We took an authentic Vikings replica jersey -- a $165 Starter-made Brad
Johnson model, like the ones the players wear except lacking 3 inches of
extra fabric in the shoulders for shoulder pads -- to a number of color
experts to get their take on what color the Vikings really wear.

At Wet Paint, an artists' supply store on Grand Avenue in St. Paul, we
got a typical response when the jersey was presented for comparison.

``On TV it looks more blue,'' store owner Beth Bergman said.

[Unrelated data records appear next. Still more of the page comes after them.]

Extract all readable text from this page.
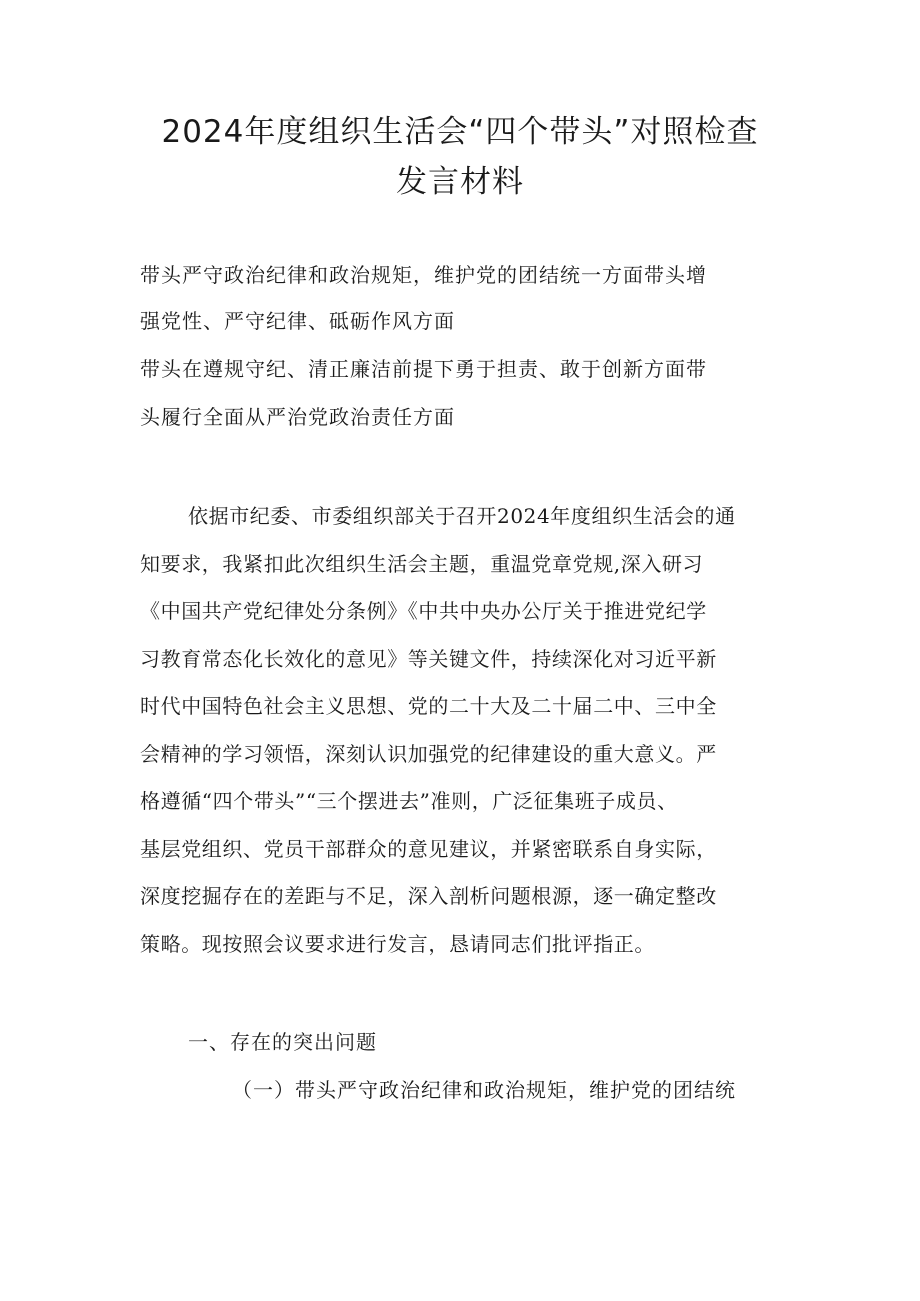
2024年度组织生活会“四个带头”对照检查
发言材料

带头严守政治纪律和政治规矩，维护党的团结统一方面带头增

强党性、严守纪律、砥砺作风方面

带头在遵规守纪、清正廉洁前提下勇于担责、敢于创新方面带

头履行全面从严治党政治责任方面

依据市纪委、市委组织部关于召开2024年度组织生活会的通

知要求，我紧扣此次组织生活会主题，重温党章党规,深入研习

《中国共产党纪律处分条例》《中共中央办公厅关于推进党纪学

习教育常态化长效化的意见》等关键文件，持续深化对习近平新

时代中国特色社会主义思想、党的二十大及二十届二中、三中全

会精神的学习领悟，深刻认识加强党的纪律建设的重大意义。严

格遵循“四个带头”“三个摆进去”准则，广泛征集班子成员、

基层党组织、党员干部群众的意见建议，并紧密联系自身实际，

深度挖掘存在的差距与不足，深入剖析问题根源，逐一确定整改

策略。现按照会议要求进行发言，恳请同志们批评指正。

一、存在的突出问题
（一）带头严守政治纪律和政治规矩，维护党的团结统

Bergman brought out a color spectrum and several tubes of paint to try
to make a match. Prism Violet was close; Red Violet and True Violet also
made decent matches, although the front of the jersey is a slightly
darker shade than the shoulders. To make an exact match, Bergman
produced a tube of Dioxazine Purple.

``This is the actual color of the pigment, carbazole dioxazine --
PV-23,'' Bergman said. ``It's a generic -- like the name of the
chemical, or the synthetic organic. It's made in a lab, not from a
mineral or anything.''

Somehow, Carbazole Dioxazine Pride doesn't have much of a ring to it.

At The Treadle, a fabric shop on Grand Avenue, sales clerks Julia
Phillips and Anne Rusterholz pulled ribbons, fabric swatches and bolts
of cloth with names such as Regal Purple, Plum, African Violet, Midnight
and Deep Wisteria to try to make a match. They tried 2 bolts of polar
fleece, one with the name Blue Plum and the other called -- of all
things -- Viking Purple. Surprisingly, the Blue Plum was a closer match
for the jersey than Viking Purple.

``That's a very blue purple,'' they both agreed.

Sue Jacoby, the wall-covering manager at Abbott Paint and Carpet in
Stillwater, initially had difficulty finding a good match for the jersey
but then remembered the Crayola paint kiosk in the corner of the store.

``Crayola is a line of paint made by Benjamin Moore,'' Jacoby said.
``It's used a lot for kids' bedrooms.''

Jacoby found an almost perfect match for Vikings purple and gold: Grape
Jelly and School Bus Yellow. Looking further, she decided that Caution
Yellow was even closer.

``In the realm of decorating, colors have different effects on people,''
Jacoby said. ``Like red makes you hungry, purple is the symbol of power.
I love purple. When I wear one of my purple blouses, my daughter says,
`Mom, I know you have a meeting today, because you're wearing your
purple power suit.' ''

It was a bit tougher matching the Vikings jersey to an auto body paint,
but customer service representative Janice Osterhues at Suburban Auto
Body in Little Canada found one.

Paging through the paint sample book, the General Motors purples looked
gray, but the Ford Bright Sapphire was a close match, and Ford's
Ultraviolet was almost perfect.

That's FA 95:GN for anyone thinking of painting their car after the
Vikings win the Super Bowl.

 

I would have had a link to this article if the Pioneer Press still had it on their web site. If you have a Passport account, you can use it to enter the Pioneer Press archives. Though this article was sent to me, I believe this is information alot of Viking Fans would like to have.